While specific embodiments have been discussed, the foregoing description is for illustrative purposes only and is not intended to be limiting. Many variations of the invention will become apparent to those skilled in the art upon review of the specification and claims. The full scope of the invention should be determined from the following claims and all equivalents thereto, as well as from the specification and variations.

Claims

1. A method of treating sleep-related breathing disorder in a patient, comprising administering to the patient a therapeutically effective amount of O-desmethylvenlafaxine or a pharmaceutically acceptable salt or solvate thereof.

2. The method of claim 1, wherein the O-desmethylvenlafaxine is enantiomerically enriched (+).

3. The method of claim 2, wherein the O-desmethylvenlafaxine is enriched for the (-) enantiomer.

4. The method of claim 3, wherein the O-desmethylvenlafaxine is substantially free of (+) -O-desmethylvenlafaxine.

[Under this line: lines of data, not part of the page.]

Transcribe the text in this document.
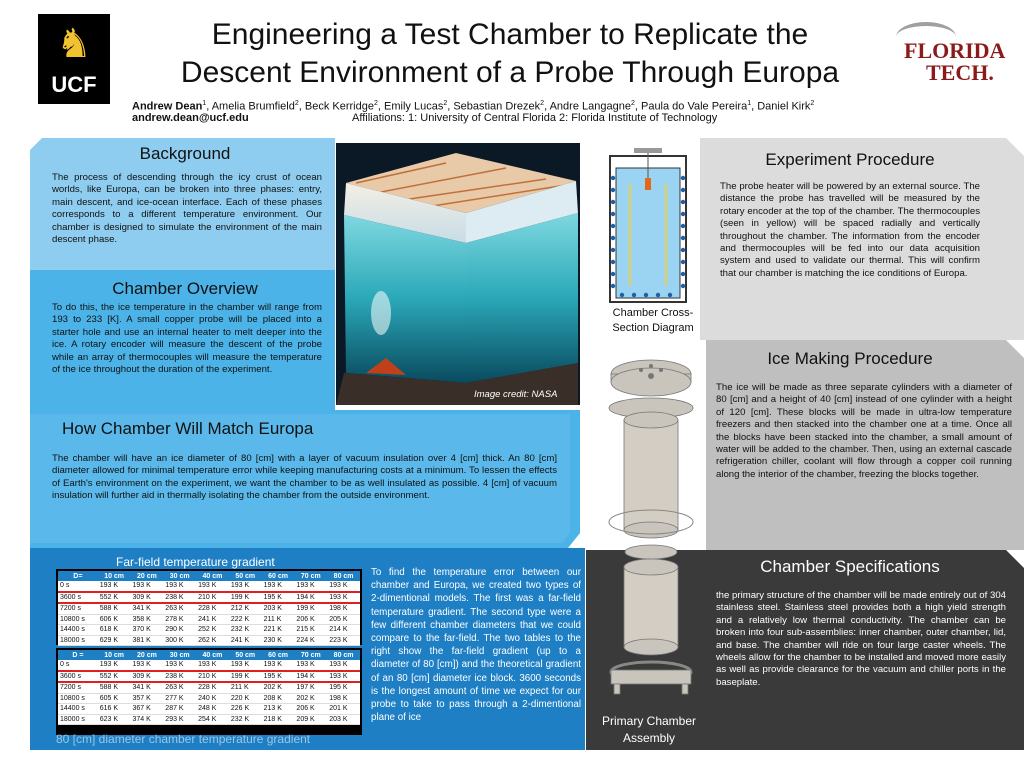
♞
UCF
FLORIDA
TECH.
Engineering a Test Chamber to Replicate the
Descent Environment of a Probe Through Europa
Andrew Dean$^1$, Amelia Brumfield$^2$, Beck Kerridge$^2$, Emily Lucas$^2$, Sebastian Drezek$^2$, Andre Langagne$^2$, Paula do Vale Pereira$^1$, Daniel Kirk$^2$
andrew.dean@ucf.edu	Affiliations: 1: University of Central Florida 2: Florida Institute of Technology
Image credit: NASA
Background
The process of descending through the icy crust of ocean worlds, like Europa, can be broken into three phases: entry, main descent, and ice-ocean interface. Each of these phases corresponds to a different temperature environment. Our chamber is designed to simulate the environment of the main descent phase.
Chamber Overview
To do this, the ice temperature in the chamber will range from 193 to 233 [K]. A small copper probe will be placed into a starter hole and use an internal heater to melt deeper into the ice. A rotary encoder will measure the descent of the probe while an array of thermocouples will measure the temperature of the ice throughout the duration of the experiment.
How Chamber Will Match Europa
The chamber will have an ice diameter of 80 [cm] with a layer of vacuum insulation over 4 [cm] thick. An 80 [cm] diameter allowed for minimal temperature error while keeping manufacturing costs at a minimum. To lessen the effects of Earth's environment on the experiment, we want the chamber to be as well insulated as possible. 4 [cm] of vacuum insulation will further aid in thermally isolating the chamber from the outside environment.
Far-field temperature gradient
D=	10 cm	20 cm	30 cm	40 cm	50 cm	60 cm	70 cm	80 cm
0 s	193 K	193 K	193 K	193 K	193 K	193 K	193 K	193 K
3600 s	552 K	309 K	238 K	210 K	199 K	195 K	194 K	193 K
7200 s	588 K	341 K	263 K	228 K	212 K	203 K	199 K	198 K
10800 s	606 K	358 K	278 K	241 K	222 K	211 K	206 K	205 K
14400 s	618 K	370 K	290 K	252 K	232 K	221 K	215 K	214 K
18000 s	629 K	381 K	300 K	262 K	241 K	230 K	224 K	223 K
D =	10 cm	20 cm	30 cm	40 cm	50 cm	60 cm	70 cm	80 cm
0 s	193 K	193 K	193 K	193 K	193 K	193 K	193 K	193 K
3600 s	552 K	309 K	238 K	210 K	199 K	195 K	194 K	193 K
7200 s	588 K	341 K	263 K	228 K	211 K	202 K	197 K	195 K
10800 s	605 K	357 K	277 K	240 K	220 K	208 K	202 K	198 K
14400 s	616 K	367 K	287 K	248 K	226 K	213 K	206 K	201 K
18000 s	623 K	374 K	293 K	254 K	232 K	218 K	209 K	203 K
80 [cm] diameter chamber temperature gradient
To find the temperature error between our chamber and Europa, we created two types of 2-dimentional models. The first was a far-field temperature gradient. The second type were a few different chamber diameters that we could compare to the far-field. The two tables to the right show the far-field gradient (up to a diameter of 80 [cm]) and the theoretical gradient of an 80 [cm] diameter ice block. 3600 seconds is the longest amount of time we expect for our probe to take to pass through a 2-dimentional plane of ice
Chamber Cross-Section Diagram
Experiment Procedure
The probe heater will be powered by an external source. The distance the probe has travelled will be measured by the rotary encoder at the top of the chamber. The thermocouples (seen in yellow) will be spaced radially and vertically throughout the chamber. The information from the encoder and thermocouples will be fed into our data acquisition system and used to validate our thermal. This will confirm that our chamber is matching the ice conditions of Europa.
Primary Chamber Assembly
Ice Making Procedure
The ice will be made as three separate cylinders with a diameter of 80 [cm] and a height of 40 [cm] instead of one cylinder with a height of 120 [cm]. These blocks will be made in ultra-low temperature freezers and then stacked into the chamber one at a time. Once all the blocks have been stacked into the chamber, a small amount of water will be added to the chamber. Then, using an external cascade refrigeration chiller, coolant will flow through a copper coil running along the interior of the chamber, freezing the blocks together.
Chamber Specifications
the primary structure of the chamber will be made entirely out of 304 stainless steel. Stainless steel provides both a high yield strength and a relatively low thermal conductivity. The chamber can be broken into four sub-assemblies: inner chamber, outer chamber, lid, and base. The chamber will ride on four large caster wheels. The wheels allow for the chamber to be installed and moved more easily as well as provide clearance for the vacuum and chiller ports in the baseplate.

5. The method of claim 1, wherein the O-desmethylvenlafaxine is administered in combination with a second active agent, wherein the second active agent is a sleep-aid agent, an agent to treat excessive daytime sleepiness, an anti-obesity agent, or an agent to stabilize respiratory drive.

6. The method of claim 1, wherein the O-desmethylvenlafaxine is administered in combination with positive airway pressure therapy.

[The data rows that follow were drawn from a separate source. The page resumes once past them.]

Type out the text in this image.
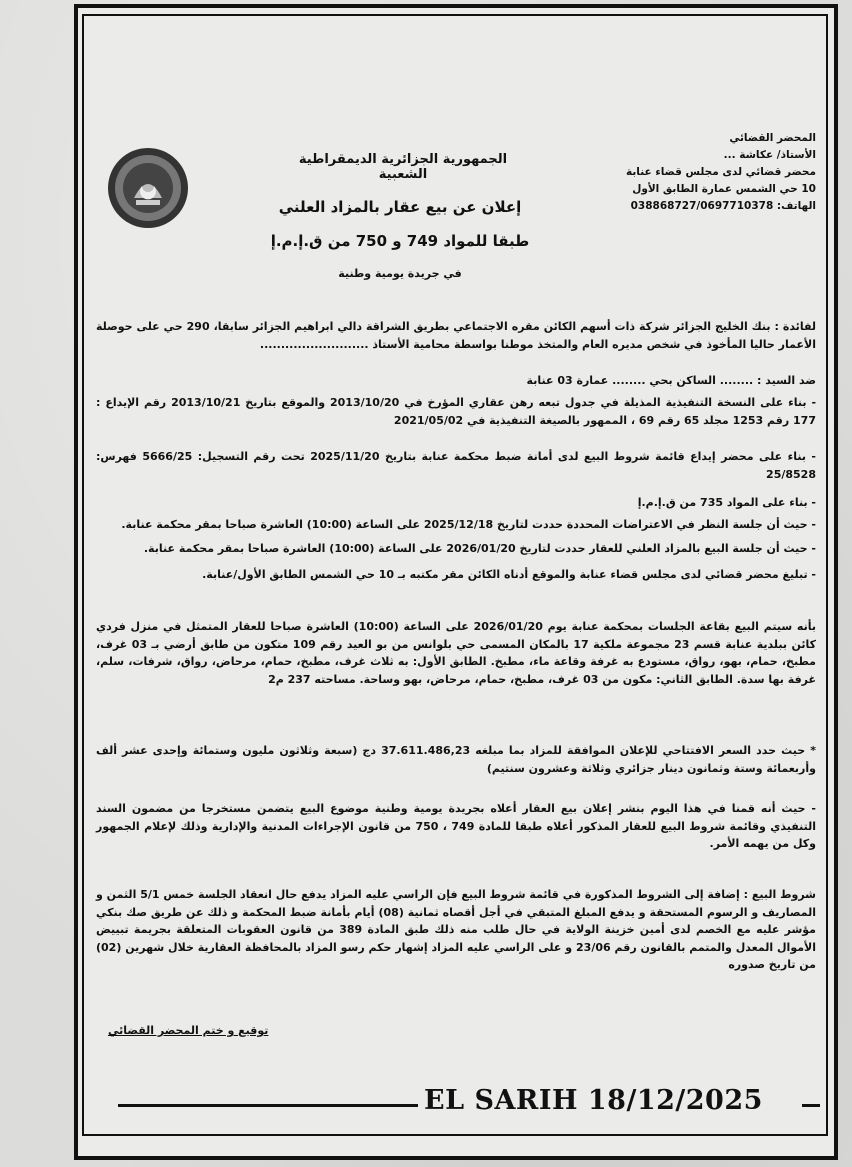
المحضر القضائي
الأستاذ/ عكاشة ...
محضر قضائي لدى مجلس قضاء عنابة
10 حي الشمس عمارة الطابق الأول
الهاتف: 038868727/0697710378
الجمهورية الجزائرية الديمقراطية الشعبية
إعلان عن بيع عقار بالمزاد العلني
طبقا للمواد 749 و 750 من ق.إ.م.إ
في جريدة يومية وطنية

لفائدة : بنك الخليج الجزائر شركة ذات أسهم الكائن مقره الاجتماعي بطريق الشراقة دالي ابراهيم الجزائر سابقا، 290 حي على حوصلة الأعمار حاليا المأخوذ في شخص مديره العام والمتخذ موطنا بواسطة محامية الأستاذ ..........................

ضد السيد : ........ الساكن بحي ........ عمارة 03 عنابة

- بناء على النسخة التنفيذية المذيلة في جدول تبعه رهن عقاري المؤرخ في 2013/10/20 والموقع بتاريخ 2013/10/21 رقم الإيداع : 177 رقم 1253 مجلد 65 رقم 69 ، الممهور بالصيغة التنفيذية في 2021/05/02

- بناء على محضر إيداع قائمة شروط البيع لدى أمانة ضبط محكمة عنابة بتاريخ 2025/11/20 تحت رقم التسجيل: 5666/25 فهرس: 25/8528

- بناء على المواد 735 من ق.إ.م.إ

- حيث أن جلسة النظر في الاعتراضات المحددة حددت لتاريخ 2025/12/18 على الساعة (10:00) العاشرة صباحا بمقر محكمة عنابة.

- حيث أن جلسة البيع بالمزاد العلني للعقار حددت لتاريخ 2026/01/20 على الساعة (10:00) العاشرة صباحا بمقر محكمة عنابة.

- تبليغ محضر قضائي لدى مجلس قضاء عنابة والموقع أدناه الكائن مقر مكتبه بـ 10 حي الشمس الطابق الأول/عنابة.

بأنه سيتم البيع بقاعة الجلسات بمحكمة عنابة يوم 2026/01/20 على الساعة (10:00) العاشرة صباحا للعقار المتمثل في منزل فردي كائن ببلدية عنابة قسم 23 مجموعة ملكية 17 بالمكان المسمى حي بلوانس من بو العيد رقم 109 متكون من طابق أرضي بـ 03 غرف، مطبخ، حمام، بهو، رواق، مستودع به غرفة وقاعة ماء، مطبخ. الطابق الأول: به ثلاث غرف، مطبخ، حمام، مرحاض، رواق، شرفات، سلم، غرفة بها سدة. الطابق الثاني: مكون من 03 غرف، مطبخ، حمام، مرحاض، بهو وساحة. مساحته 237 م2

* حيث حدد السعر الافتتاحي للإعلان الموافقة للمزاد بما مبلغه 37.611.486,23 دج (سبعة وثلاثون مليون وستمائة وإحدى عشر ألف وأربعمائة وستة وثمانون دينار جزائري وثلاثة وعشرون سنتيم)

- حيث أنه قمنا في هذا اليوم بنشر إعلان بيع العقار أعلاه بجريدة يومية وطنية موضوع البيع يتضمن مستخرجا من مضمون السند التنفيذي وقائمة شروط البيع للعقار المذكور أعلاه طبقا للمادة 749 ، 750 من قانون الإجراءات المدنية والإدارية وذلك لإعلام الجمهور وكل من يهمه الأمر.

شروط البيع : إضافة إلى الشروط المذكورة في قائمة شروط البيع فإن الراسي عليه المزاد يدفع حال انعقاد الجلسة خمس 5/1 الثمن و المصاريف و الرسوم المستحقة و يدفع المبلغ المتبقي في أجل أقصاه ثمانية (08) أيام بأمانة ضبط المحكمة و ذلك عن طريق صك بنكي مؤشر عليه مع الخصم لدى أمين خزينة الولاية في حال طلب منه ذلك طبق المادة 389 من قانون العقوبات المتعلقة بجريمة تبييض الأموال المعدل والمتمم بالقانون رقم 23/06 و على الراسي عليه المزاد إشهار حكم رسو المزاد بالمحافظة العقارية خلال شهرين (02) من تاريخ صدوره

توقيع و ختم المحضر القضائي
EL SARIH 18/12/2025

7. The method of claim 1, wherein the O-desmethylvenlafaxine is administered orally, sublingually, or by buccal inhalation.

8. A method of treating sleep-related breathing disorder in a patient, comprising administering to the patient a therapeutically effective amount of duloxetine or a pharmaceutically acceptable salt or solvate thereof.

9. The method of claim 8, wherein the duloxetine is administered in combination with a second active agent, wherein the second active agent is a sleep-aid agent, an agent to treat excessive daytime sleepiness, an anti-obesity agent, or an agent to stabilize respiratory drive.

10. The method of claim 8, wherein the duloxetine is administered in combination with positive airway pressure therapy.

11. The method of claim 8, wherein the duloxetine is administered orally, sublingually, or by buccal inhalation.

12. The method of claim 8, wherein the sleep-related breathing disorder is obstructive sleep apnea.